You couldn't look in any direction without seeing monkeys. You could actually get rather close, though were warned not to interact with them.
Unlike humans, monkeys didn't have tattoos that might ban them from the hot springs.
Monkeys were drinking from the hot springs and maybe picking grain out of the water, because some were eating.
When they climbed out all soaking wet, they groomed and didn't seem to be cold at all.
Here is a wet monkey grooming another.
One person working there offered to take a picture of our group.
Leia was bummed because she wanted to stay longer so would not join the photo.
Zia kept a sharp eye out for birds while on the trail and got Leia to tag back down.
It was getting a bit late in the afternoon.
Paul had planned for us to visit a town where there is a statue of a famous Sumo wrestler
with the name of Ryden. (well, same Japanese name but different spelling)
As things turned out, there was an argument with the GPS and being rather heavy traffic at the end of the month, one can not switch lanes at the last minute as we had done more than once.
We ended up going 20 kilometers past our exit .
Luckily, the man at the toll gate stamped our ticket and told us how to make the turn back to the other direction gate. He ran across the road and handed us the stamped ticket so we did not have to pay for that section of the round trip. That is an all-time first for me! Toll roads are not cheap and we could have been made to pay double. Maybe he was being nice to an old foreign lady who was tired and lost but it was a kind move for which I was grateful.
As it was, it was very late when we got home, after dropping Norie and Leia at the train station. She had planned Saturday and Sunday for Ken's family at her home and needed to get back to make final preparations.
Sunday the family met for dinner at a tofu restaurant.
We had a room to ourselves in a small building in a garden.
Ryden and played a game with some little beanbags that travel in my handbag... which hand has the object.
We kept busy until all the food was gone and then we walked to a nearby garden for cherry blossom viewing.
The garden had two huge weeping cherry trees. This picture was taken by Leia's Papa so he is not in it. There was a picture taken on Zia's camera by a woman in the crowd but as the camera was quite heavy, the picture turned out blurry.
Behind our group is only a small fraction of that gigantic tree, all lit up for the night-viewing public.
There were many props beneath the weeping branches and the date on the sign was 1704. Maybe that was the garden's date but the tree must have been very old to be so huge.
Monday was the day to pack up and say good bye. My, how the time did fly by!

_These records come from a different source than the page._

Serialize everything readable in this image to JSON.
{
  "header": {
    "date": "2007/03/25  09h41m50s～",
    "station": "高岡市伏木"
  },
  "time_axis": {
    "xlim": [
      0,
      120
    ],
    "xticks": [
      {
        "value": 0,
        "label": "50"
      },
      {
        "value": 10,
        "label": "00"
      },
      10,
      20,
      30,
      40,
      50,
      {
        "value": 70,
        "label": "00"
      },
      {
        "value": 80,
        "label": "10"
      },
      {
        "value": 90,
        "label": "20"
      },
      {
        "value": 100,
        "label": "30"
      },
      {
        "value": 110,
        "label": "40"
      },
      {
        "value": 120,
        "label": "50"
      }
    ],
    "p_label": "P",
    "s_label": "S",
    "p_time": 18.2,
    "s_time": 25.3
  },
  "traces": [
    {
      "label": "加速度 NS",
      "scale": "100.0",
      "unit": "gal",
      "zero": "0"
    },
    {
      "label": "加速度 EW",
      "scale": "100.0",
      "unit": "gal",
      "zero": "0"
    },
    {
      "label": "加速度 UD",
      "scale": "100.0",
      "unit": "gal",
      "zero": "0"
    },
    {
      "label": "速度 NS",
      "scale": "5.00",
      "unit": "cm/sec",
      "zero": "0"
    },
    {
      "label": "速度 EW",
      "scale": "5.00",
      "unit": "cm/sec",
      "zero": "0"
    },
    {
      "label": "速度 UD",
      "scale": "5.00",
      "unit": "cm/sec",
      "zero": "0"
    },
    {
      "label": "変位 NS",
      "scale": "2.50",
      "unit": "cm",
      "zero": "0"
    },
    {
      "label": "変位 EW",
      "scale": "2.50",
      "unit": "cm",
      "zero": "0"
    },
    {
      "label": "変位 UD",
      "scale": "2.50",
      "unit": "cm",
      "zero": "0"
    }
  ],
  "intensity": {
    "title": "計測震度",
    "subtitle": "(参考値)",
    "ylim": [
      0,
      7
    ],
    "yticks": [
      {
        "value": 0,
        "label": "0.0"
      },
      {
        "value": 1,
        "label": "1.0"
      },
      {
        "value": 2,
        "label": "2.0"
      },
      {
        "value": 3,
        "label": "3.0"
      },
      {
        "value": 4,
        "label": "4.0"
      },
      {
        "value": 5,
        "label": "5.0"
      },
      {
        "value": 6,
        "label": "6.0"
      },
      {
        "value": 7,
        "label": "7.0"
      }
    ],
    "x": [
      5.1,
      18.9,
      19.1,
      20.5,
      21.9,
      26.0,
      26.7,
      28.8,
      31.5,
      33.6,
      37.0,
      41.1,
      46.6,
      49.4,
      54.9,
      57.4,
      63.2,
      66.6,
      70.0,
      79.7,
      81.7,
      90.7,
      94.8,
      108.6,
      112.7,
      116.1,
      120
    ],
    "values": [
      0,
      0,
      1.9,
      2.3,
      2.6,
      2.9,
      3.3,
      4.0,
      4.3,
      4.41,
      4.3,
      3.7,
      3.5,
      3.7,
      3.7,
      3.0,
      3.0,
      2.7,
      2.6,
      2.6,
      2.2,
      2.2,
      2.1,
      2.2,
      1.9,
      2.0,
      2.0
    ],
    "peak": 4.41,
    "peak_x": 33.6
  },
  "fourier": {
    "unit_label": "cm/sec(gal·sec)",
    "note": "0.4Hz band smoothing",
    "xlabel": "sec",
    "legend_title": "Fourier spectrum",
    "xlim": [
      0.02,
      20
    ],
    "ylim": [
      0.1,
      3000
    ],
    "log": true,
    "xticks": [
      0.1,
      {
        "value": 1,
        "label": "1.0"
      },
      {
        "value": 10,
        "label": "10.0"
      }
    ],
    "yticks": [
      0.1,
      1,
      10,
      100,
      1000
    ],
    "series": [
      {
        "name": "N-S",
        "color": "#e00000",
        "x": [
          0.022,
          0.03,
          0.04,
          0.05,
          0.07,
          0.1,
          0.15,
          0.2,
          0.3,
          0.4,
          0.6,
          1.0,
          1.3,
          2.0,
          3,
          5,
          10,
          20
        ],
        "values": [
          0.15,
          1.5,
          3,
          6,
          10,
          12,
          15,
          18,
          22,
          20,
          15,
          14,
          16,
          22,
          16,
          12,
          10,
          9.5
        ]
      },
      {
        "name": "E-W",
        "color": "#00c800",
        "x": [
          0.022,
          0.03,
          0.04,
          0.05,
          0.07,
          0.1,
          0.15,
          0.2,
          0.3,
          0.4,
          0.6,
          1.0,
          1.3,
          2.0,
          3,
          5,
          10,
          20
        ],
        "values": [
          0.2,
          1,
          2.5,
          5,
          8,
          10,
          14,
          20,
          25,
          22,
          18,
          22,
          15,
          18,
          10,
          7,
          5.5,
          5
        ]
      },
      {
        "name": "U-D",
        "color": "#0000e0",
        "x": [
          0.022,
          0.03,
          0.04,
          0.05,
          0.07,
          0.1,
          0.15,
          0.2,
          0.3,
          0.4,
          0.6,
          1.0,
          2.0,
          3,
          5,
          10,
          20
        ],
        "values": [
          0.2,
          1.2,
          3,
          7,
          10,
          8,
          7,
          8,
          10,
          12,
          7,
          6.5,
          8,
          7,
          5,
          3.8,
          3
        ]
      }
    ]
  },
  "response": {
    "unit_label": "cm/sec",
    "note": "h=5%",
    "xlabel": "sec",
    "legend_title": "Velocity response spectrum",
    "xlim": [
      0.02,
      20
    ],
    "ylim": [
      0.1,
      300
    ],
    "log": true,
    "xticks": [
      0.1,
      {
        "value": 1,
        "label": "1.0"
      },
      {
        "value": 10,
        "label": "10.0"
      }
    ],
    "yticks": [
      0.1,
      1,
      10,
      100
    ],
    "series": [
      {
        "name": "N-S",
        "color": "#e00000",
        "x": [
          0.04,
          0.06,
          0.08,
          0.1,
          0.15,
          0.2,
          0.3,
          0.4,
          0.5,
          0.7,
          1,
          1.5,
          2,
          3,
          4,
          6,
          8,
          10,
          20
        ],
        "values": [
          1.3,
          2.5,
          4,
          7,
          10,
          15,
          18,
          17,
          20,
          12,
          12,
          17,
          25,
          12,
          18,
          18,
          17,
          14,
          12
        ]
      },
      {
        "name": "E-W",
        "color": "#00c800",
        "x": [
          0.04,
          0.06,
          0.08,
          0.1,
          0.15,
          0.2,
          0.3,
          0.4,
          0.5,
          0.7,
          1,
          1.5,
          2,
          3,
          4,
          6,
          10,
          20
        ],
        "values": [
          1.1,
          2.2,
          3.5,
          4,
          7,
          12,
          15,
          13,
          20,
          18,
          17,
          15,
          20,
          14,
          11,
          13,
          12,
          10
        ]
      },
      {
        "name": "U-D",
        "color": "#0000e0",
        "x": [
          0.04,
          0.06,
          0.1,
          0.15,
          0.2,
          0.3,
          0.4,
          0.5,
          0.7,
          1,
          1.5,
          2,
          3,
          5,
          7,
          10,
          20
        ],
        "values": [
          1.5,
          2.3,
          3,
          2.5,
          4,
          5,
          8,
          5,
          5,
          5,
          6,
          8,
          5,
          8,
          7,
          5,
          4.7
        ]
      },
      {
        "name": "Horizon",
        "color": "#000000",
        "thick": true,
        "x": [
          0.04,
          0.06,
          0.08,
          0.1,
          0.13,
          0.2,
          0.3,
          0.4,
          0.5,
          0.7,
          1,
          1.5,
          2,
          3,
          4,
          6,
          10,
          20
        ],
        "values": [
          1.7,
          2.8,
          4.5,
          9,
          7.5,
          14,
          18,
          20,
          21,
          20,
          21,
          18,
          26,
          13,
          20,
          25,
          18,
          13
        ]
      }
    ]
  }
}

Ken cut a snowflake for the tree skirt while he was here. (top right)
I took the picture draped over the fence of the lot I am weeding. Down at the bottom of the fence there are five tulip bulbs just poking out of the rocky soil.
There are a few grape hyacinths coming up from seeds I gathered from my garden. I didn't know they could go from seed to flower in one season but sure enough, there is one flower spike opening just this week,
Well, not a lot of quilting for a quilt blog,but I think I had a good reason. Nothing better than family time!